E’ questo l’antefatto dell’omicidio Grieco raccontato ieri mattina alla Corte d’assise di Potenza da Giuseppe D’Elia, 57enne di Montescaglioso arrestato tre giorni dopo il delitto avvenuto il 27 maggio del 2019 nel bosco di contrada “Difesa San Biagio”, sul confine meridionale della “città dei monasteri”.

D’Elia, che era stato già condannato per omicidio con metodo mafioso nell’ambito della faida degli anni ‘90 tra i clan montesi, nel 2019 era tornato in libertà soltanto da qualche mese. Per questo di fronte alla prospettiva di restare in carcere per il resto della sua vita ha deciso di collaborare con la giustizia, e ieri ha confermato quella scelta dettagliando l’accaduto nei minimi termini. Incluso il colpo di pistola che lui stesso avrebbe esploso da distanza ravvicinata sulla nuca del “professore”. Un colpo per finirlo, dopo le due fucilate con cui era stato già abbattuto da Armandi, mentre quest’ultimo e il 43enne montese Carmelo Andriulli, si gettavano all’inseguimento del figlioccio di Grieco, Ennio Cristalli.

D’Elia, Armandi e Andriulli sono accusati, oltre che dell’omicidio di Grieco, attirato nella trappola nel bosco con la scusa di una compravendita di armi, anche per il tentato omicidio di Cristalli, che aveva accompagnato il padre all’appuntamento con D’Elia, e all’indomani avrebbe indicato il nome dei suoi assassini ai carabinieri. Su questo però, ieri mattina, il boss pentito ha raccontato una storia diversa. «E’ vero che volevamo uccidere Cristalli perché era un testimone». Ha spiegato D’Elia. «Ma dopo».

«Se doveva essere ammazzato subito non avrei avuto problemi a farlo». Ha aggiunto. «Ero armato. Scarrellavo e sparavo. Invece il piano era di tenerlo in vita e di legarlo con delle fascette di plastica che Andriulli aveva in auto. Volevamo che ci dicesse dove il padre teneva nascosti soldi e droga. Dovevamo promettere di liberarlo se ci avesse detto dov’erano, e lasciarlo vivo intanto che qualcuno andava a controllare se il posto fosse quello giusto. Solo dopo lo avremmo ucciso».
Il 57enne montese ha raccontato che l’idea di mettere le mani sul tesoretto di Grieco, considerato il referente per lo spaccio di droga a Pomarico, era nata dopo le ripetute vanterie di quest’ultimo sulla «manina», che avrebbe «murato» in uno dei suoi nascondigli. Un’espressione accompagnata dal rapido movimento delle dita del “professore”, spesso appesantite da vistosi anelli di oro zecchino, che per il boss significava non meno di 500mila euro in contanti.

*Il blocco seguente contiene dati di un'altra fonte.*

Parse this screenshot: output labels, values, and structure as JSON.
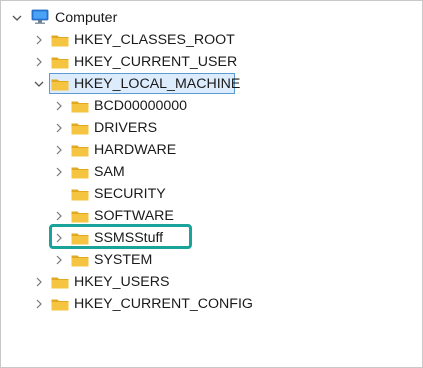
{
  "tree": {
    "root": {
      "label": "Computer",
      "icon": "computer-icon",
      "expanded": true
    },
    "hives": [
      {
        "label": "HKEY_CLASSES_ROOT",
        "expanded": false
      },
      {
        "label": "HKEY_CURRENT_USER",
        "expanded": false
      },
      {
        "label": "HKEY_LOCAL_MACHINE",
        "expanded": true,
        "selected": true
      },
      {
        "label": "HKEY_USERS",
        "expanded": false
      },
      {
        "label": "HKEY_CURRENT_CONFIG",
        "expanded": false
      }
    ],
    "hklm_children": [
      {
        "label": "BCD00000000",
        "has_children": true
      },
      {
        "label": "DRIVERS",
        "has_children": true
      },
      {
        "label": "HARDWARE",
        "has_children": true
      },
      {
        "label": "SAM",
        "has_children": true
      },
      {
        "label": "SECURITY",
        "has_children": false
      },
      {
        "label": "SOFTWARE",
        "has_children": true
      },
      {
        "label": "SSMSStuff",
        "has_children": true,
        "highlighted": true
      },
      {
        "label": "SYSTEM",
        "has_children": true
      }
    ]
  },
  "colors": {
    "folder": "#f5c542",
    "folder_dark": "#e2a820",
    "selection_bg": "#dcecfc",
    "selection_border": "#5b9bd5",
    "highlight": "#1aa39a",
    "monitor": "#2b7de0"
  }
}
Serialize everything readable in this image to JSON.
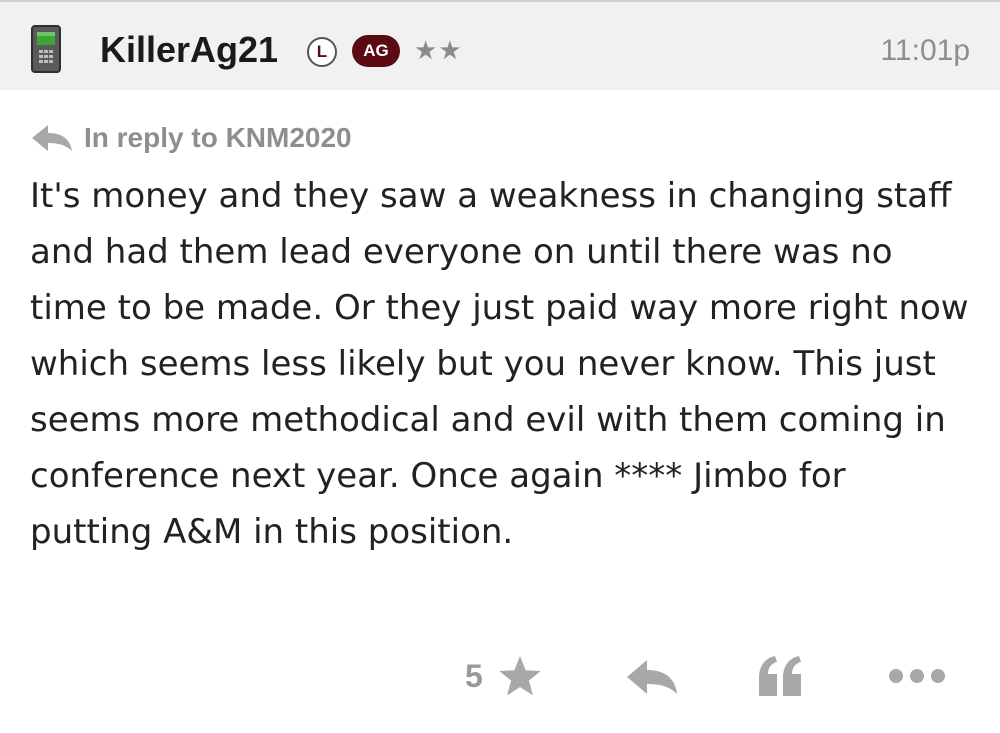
{
  "post": {
    "author": "KillerAg21",
    "badge_letter": "L",
    "badge_team": "AG",
    "rank_stars": "★★",
    "time": "11:01p",
    "in_reply_to": "In reply to KNM2020",
    "body": "It's money and they saw a weakness in changing staff and had them lead everyone on until there was no time to be made. Or they just paid way more right now which seems less likely but you never know. This just seems more methodical and evil with them coming in conference next year. Once again **** Jimbo for putting A&M in this position."
  },
  "actions": {
    "like_count": "5",
    "like_icon": "star-icon",
    "reply_icon": "reply-arrow-icon",
    "quote_icon": "quote-icon",
    "more_icon": "more-dots-icon"
  },
  "colors": {
    "header_bg": "#f1f1f1",
    "team_maroon": "#5c0a12",
    "muted_gray": "#9a9a9a",
    "phone_green": "#3fa33a"
  }
}
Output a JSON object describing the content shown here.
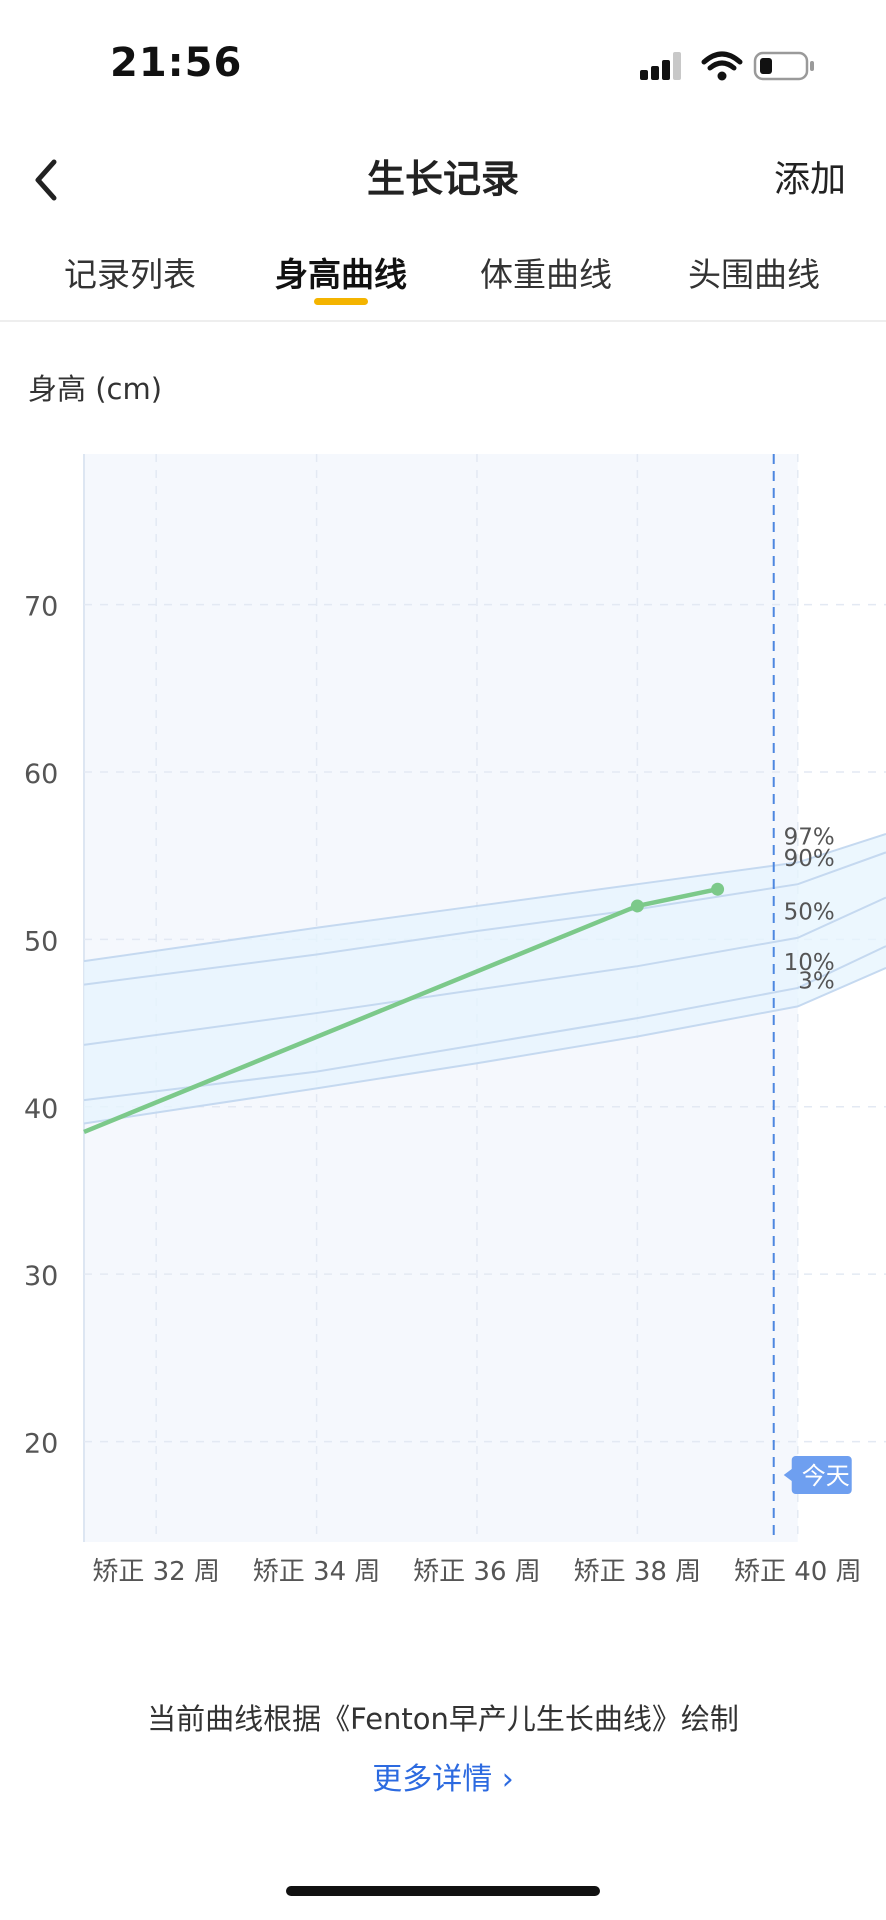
{
  "status_bar": {
    "time": "21:56",
    "signal_icon": "cellular-signal-icon",
    "wifi_icon": "wifi-icon",
    "battery_icon": "battery-low-icon"
  },
  "nav": {
    "title": "生长记录",
    "back_icon": "chevron-left-icon",
    "add_label": "添加"
  },
  "tabs": [
    {
      "label": "记录列表",
      "active": false
    },
    {
      "label": "身高曲线",
      "active": true
    },
    {
      "label": "体重曲线",
      "active": false
    },
    {
      "label": "头围曲线",
      "active": false
    }
  ],
  "colors": {
    "accent_underline": "#f4b400",
    "measured_line": "#7cc98a",
    "percentile_lines": "#c5d9f0",
    "today_line": "#4d87e0",
    "today_badge": "#6e9ff0",
    "link": "#2c6ae0"
  },
  "chart_data": {
    "type": "line",
    "ylabel": "身高 (cm)",
    "y_ticks": [
      20,
      30,
      40,
      50,
      60,
      70
    ],
    "ylim": [
      14,
      79
    ],
    "x_ticks": [
      32,
      34,
      36,
      38,
      40
    ],
    "x_tick_labels": [
      "矫正 32 周",
      "矫正 34 周",
      "矫正 36 周",
      "矫正 38 周",
      "矫正 40 周"
    ],
    "xlim": [
      31.1,
      41.1
    ],
    "grid": true,
    "shaded_until_week": 40,
    "percentile_series": [
      {
        "name": "97%",
        "x": [
          31.1,
          34,
          36,
          38,
          40,
          41.1
        ],
        "values": [
          48.7,
          50.7,
          52.0,
          53.3,
          54.6,
          56.3
        ]
      },
      {
        "name": "90%",
        "x": [
          31.1,
          34,
          36,
          38,
          40,
          41.1
        ],
        "values": [
          47.3,
          49.1,
          50.5,
          51.8,
          53.3,
          55.2
        ]
      },
      {
        "name": "50%",
        "x": [
          31.1,
          34,
          36,
          38,
          40,
          41.1
        ],
        "values": [
          43.7,
          45.6,
          47.0,
          48.4,
          50.1,
          52.5
        ]
      },
      {
        "name": "10%",
        "x": [
          31.1,
          34,
          36,
          38,
          40,
          41.1
        ],
        "values": [
          40.4,
          42.1,
          43.7,
          45.3,
          47.1,
          49.6
        ]
      },
      {
        "name": "3%",
        "x": [
          31.1,
          34,
          36,
          38,
          40,
          41.1
        ],
        "values": [
          39.0,
          41.1,
          42.6,
          44.2,
          46.0,
          48.3
        ]
      }
    ],
    "measurements": [
      {
        "x": 31.1,
        "y": 38.5,
        "marker": false
      },
      {
        "x": 38.0,
        "y": 52.0,
        "marker": true
      },
      {
        "x": 39.0,
        "y": 53.0,
        "marker": true
      }
    ],
    "today": {
      "label": "今天",
      "week": 39.7
    }
  },
  "footer": {
    "note": "当前曲线根据《Fenton早产儿生长曲线》绘制",
    "more_label": "更多详情 ›"
  }
}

Rispondendo alle domande del pm antimafia, Annagloria Piccininni, D’Elia ha ammesso che col suo ritorno in libertà era stato naturale assumere un ruolo di referente per tutto quello che si muoveva negli ambienti criminali di Montescaglioso e dintorni. Anche per risolvere dispute di vario genere prima che potessero compromettere il buon andamento degli affari. Così aveva approfondito la conoscenza di Grieco, che accusava Armandi di avergli rubato 27mila euro custoditi in uno dei suoi nascondiglio. Nell’occasione, però, avrebbe legato anche con quest’ultimo, che poi gli avrebbe chiesto di eliminare il socio e di prendere il suo posto nella loro ditta di trasporti. Un’offerta che D’Elia aveva praticamente accettato, salvo optare per un pagamento in contanti di 200mila euro temendo che l’impresa, dopo il suo ingresso in società, potesse essere colpita da un’interdittiva antimafia.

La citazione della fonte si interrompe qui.